Choking: Causes and Management
Choking is the result of obstruction to the airway. This can be caused by physical strangulation by another person, trauma to the throat – through an accident – or inflammation that closes the airway. More commonly though, choking is caused by food or an object that is lodged in the throat and blocks the windpipe.
First Aid in Choking with small children and babies:
- If the infant has difficulty in breathing and is becoming blue, shout for help. Lay him in a head-down position on your forearm. Let your arm rest on your tilted thigh with their head just below your knee. Then give 4 rapid blows to the back with the heel of your other hand between the shoulder blades. It may be inconvenient to rest an older infant on the arm. Lay them face down on your lap, with their head towards the ground and supported with one hand.
- If you find no improvement, put them on the floor on their back. Using 2 or 3 fingers, give 4 rapid chest thrusts over the breastbone lying in the centre of the chest.
- If you can now see the foreign object or food in the child’s mouth and feel confident that you can easily remove it, pluck it out with your finger.

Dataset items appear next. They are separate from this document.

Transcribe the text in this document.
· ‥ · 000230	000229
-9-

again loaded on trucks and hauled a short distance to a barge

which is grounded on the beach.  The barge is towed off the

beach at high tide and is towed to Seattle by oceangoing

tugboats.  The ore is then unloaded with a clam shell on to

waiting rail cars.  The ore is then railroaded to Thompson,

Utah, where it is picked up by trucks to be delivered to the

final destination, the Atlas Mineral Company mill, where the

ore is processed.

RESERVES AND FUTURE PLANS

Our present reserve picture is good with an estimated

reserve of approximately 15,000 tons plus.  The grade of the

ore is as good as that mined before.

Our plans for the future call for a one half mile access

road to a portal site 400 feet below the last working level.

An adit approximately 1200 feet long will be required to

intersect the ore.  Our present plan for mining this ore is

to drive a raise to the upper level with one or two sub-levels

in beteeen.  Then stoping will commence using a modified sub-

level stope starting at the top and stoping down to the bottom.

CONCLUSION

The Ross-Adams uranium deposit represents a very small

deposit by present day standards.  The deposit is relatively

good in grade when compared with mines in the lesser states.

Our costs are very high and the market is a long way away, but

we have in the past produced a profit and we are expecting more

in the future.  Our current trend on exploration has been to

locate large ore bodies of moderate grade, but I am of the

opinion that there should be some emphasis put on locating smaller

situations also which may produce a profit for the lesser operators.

If the child is not breathing, follow step 3 with mouth-to-mouth
- Keep repeating steps 1 to 4 until the child improves, or you get some medical help.
Helping an older child with Choking
St John Ambulance recommend the following phrase to help you remember – Cough it out, Slap it out, Squeeze it out!
- Encourage your child to cough out the object
- If this fails slap your child’s back hard until the object is expelled
- If this fails squeeze your child’s abdomen and follow the instructions below:-
- Stand behind the child and wrap your arms around his waist. Make a fist with one hand and grasp it with the other hand.
- Put your fisted hand on the upper abdomen just below the breastbone of his chest.
- Then press into his abdomen with a sudden springy upward jerk.
- You may have to do this repeatedly (up to a dozen times) for him to bring up the foreign object.
In all cases, mouth-to-mouth breathing may be required if the child is not breathing.
Call for medical help if you have any fears about your child choking.